The University of Notre Dame’s Robinson Community Learning Center hosted a celebration Thursday (Oct. 26) commemorating the Robinson Shakespeare Company’s (RSC) summer trip to England where members had the opportunity to study the renowned playwright and his works in his place of birth.
Fourteen RSC youth, ages 12 to 18, traveled to the country with RCLC staff and AmeriCorps members from July 26 to Aug. 4 to study and perform Shakespeare in Stratford-Upon-Avon and London at the invitation of the Shakespeare Birthplace Trust and Globe Theatre, respectively.
The youth — representing a diverse range of students from the South Bend area — performed Shakespeare’s “Cymbeline” in the Great Garden of Shakespeare’s New Place; toured London’s Globe Theatre; took a movement workshop on the stage of the Globe; led a discussion with Globe staff about engaging diverse youth with Shakespeare; and saw four professionally produced Shakespeare plays.
The troupe was the first to perform in the Great Garden, which opened in 2016 on the grounds of Shakespeare’s former estate. The poster promoting the performance, adorned with photos of each of the cast members, is now part of the Shakespeare Birthplace Trust’s archives — representing the world’s largest collection of Shakespeare-related material accessible to the public.
The celebration featured a performance of a scene from “Cymbeline,” presentations by RSC youth and two videos — an 8-minute documentary about the trip for Notre Dame Magazine and a shorter “What Would You Fight For?” segment that debuted at halftime of the Notre Dame vs. Temple University football game.
In addition, Canon Solutions America presented RSC members, families and supporters with a book of photos from the trip, including some taken by the youth themselves with cameras provided by Canon.
Tears flowed as RSC members and staff offered heartfelt thanks to the many individuals and organizations that made the trip possible — notably Christy Burgess, Shakespeare program director, and Velshonna Luckey, youth development program director, who oversee the company.
“I always joke that we are a scrappy Shakespeare company with heart, and I don’t know how you can’t get emotional watching the journey of these kids grow and develop into these amazing people,” Burgess said.
She recalled with pride watching the youth share insights about Shakespeare with a leading expert from Shakespeare Birthplace Trust.
“These kids get made fun of sometimes for liking Shakespeare, for having this be their thing, and they are constantly justifying why they love Shakespeare to other people,” she said. “But now here they are talking to one of the world’s leading Shakespeare academics and just having a chat like it’s nothing, like it’s second nature.”

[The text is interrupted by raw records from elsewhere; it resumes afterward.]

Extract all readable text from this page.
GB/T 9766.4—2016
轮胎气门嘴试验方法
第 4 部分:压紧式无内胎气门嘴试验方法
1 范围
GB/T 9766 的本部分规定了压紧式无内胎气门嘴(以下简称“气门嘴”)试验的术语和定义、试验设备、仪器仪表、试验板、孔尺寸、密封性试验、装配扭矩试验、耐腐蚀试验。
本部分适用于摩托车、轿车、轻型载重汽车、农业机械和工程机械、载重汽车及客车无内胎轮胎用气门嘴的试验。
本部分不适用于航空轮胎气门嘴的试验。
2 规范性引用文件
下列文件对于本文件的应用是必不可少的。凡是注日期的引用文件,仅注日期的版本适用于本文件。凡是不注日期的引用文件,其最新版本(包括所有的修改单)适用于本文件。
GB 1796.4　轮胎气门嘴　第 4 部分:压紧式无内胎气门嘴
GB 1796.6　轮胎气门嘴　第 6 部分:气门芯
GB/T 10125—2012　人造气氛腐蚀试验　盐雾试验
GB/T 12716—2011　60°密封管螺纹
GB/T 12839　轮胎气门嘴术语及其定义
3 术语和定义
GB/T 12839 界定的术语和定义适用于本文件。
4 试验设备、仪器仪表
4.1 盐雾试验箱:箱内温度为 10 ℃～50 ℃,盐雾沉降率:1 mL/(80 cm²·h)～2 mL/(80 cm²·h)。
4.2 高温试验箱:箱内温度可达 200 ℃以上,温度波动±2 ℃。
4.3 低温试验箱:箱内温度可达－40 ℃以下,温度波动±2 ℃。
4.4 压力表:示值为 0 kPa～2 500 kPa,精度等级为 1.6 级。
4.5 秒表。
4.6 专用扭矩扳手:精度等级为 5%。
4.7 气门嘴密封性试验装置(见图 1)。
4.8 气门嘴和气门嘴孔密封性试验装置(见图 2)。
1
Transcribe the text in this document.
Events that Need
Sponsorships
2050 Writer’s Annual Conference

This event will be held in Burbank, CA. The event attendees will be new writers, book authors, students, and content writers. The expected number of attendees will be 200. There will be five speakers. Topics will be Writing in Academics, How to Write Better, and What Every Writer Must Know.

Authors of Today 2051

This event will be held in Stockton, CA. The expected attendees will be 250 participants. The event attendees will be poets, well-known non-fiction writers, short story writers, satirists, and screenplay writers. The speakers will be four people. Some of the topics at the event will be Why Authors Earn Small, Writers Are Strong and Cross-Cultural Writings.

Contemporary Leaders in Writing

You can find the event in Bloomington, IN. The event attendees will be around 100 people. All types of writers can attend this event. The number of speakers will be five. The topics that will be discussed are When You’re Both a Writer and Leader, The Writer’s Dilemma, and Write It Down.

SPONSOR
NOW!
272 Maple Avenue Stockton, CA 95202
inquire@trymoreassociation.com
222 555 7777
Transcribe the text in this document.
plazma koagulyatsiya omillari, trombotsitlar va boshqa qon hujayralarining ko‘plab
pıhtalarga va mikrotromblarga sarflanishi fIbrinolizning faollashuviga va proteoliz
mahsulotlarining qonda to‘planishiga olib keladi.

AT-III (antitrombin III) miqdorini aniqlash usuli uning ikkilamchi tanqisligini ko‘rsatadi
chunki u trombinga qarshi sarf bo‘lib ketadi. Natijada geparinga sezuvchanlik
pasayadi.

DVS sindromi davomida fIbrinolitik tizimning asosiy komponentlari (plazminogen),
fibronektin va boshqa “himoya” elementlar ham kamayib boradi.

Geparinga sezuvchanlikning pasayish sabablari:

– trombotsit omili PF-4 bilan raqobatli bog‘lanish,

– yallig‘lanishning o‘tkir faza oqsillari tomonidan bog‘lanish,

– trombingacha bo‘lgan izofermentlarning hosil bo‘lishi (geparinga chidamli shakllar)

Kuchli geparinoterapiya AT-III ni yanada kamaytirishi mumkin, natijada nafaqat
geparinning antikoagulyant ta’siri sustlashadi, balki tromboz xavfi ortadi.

Addressing the youth directly, she said, “Thank you for being the best students I could ever ask for. I love you.”
Added Luckey, “The world has taken notice of the great work that you did.”
For the youth, the experience was as much about the trip itself — the opportunity to explore the world outside of South Bend with close friends — as it was about Shakespeare.
“The moments I had with these people and the friendships we made, the seeming impossibility of being where we were, of being who we were, and being that together, it was magical,” Ophelia Emmons said.
“London was … wow,” castmate Joshua Crudup said. “You should have seen us on the bus coming into London, everyone was shouting. It was amazing.”
He added, “It’s mind blowing. That a Shakespeare company from South Bend, Indiana, would go to London, go where Shakespeare lived, where he worked, where he performed, and make history, is just amazing.”
Parents enjoyed the celebration as well.
“It was great; it made me a little misty eyed,” said Rich Wallace, father of cast member Forest Wallace. “It was great to see them in England again (in the videos) and see their reaction.”
As for what’s next, Burgess noted that the Shakespeare Birthplace Trust has invited the company back to Stratford-Upon-Avon.
“They want us to make this a trip every two years, and I think that that is something that’s really exciting to aspire to,” she said.
Founded in 2008, the Robinson Shakespeare Company offers high-quality theater instruction to South Bend area youth from diverse backgrounds. Members compete in the Shakespeare at Notre Dame English Speaking Union Monologue Competition in the fall and perform full productions of Shakespeare’s works in the spring and at the end of a five-week Shakespeare Summer Camp.
The company also does outreach into area schools, reaching hundreds of students through weekly after-school programs and in-class workshops.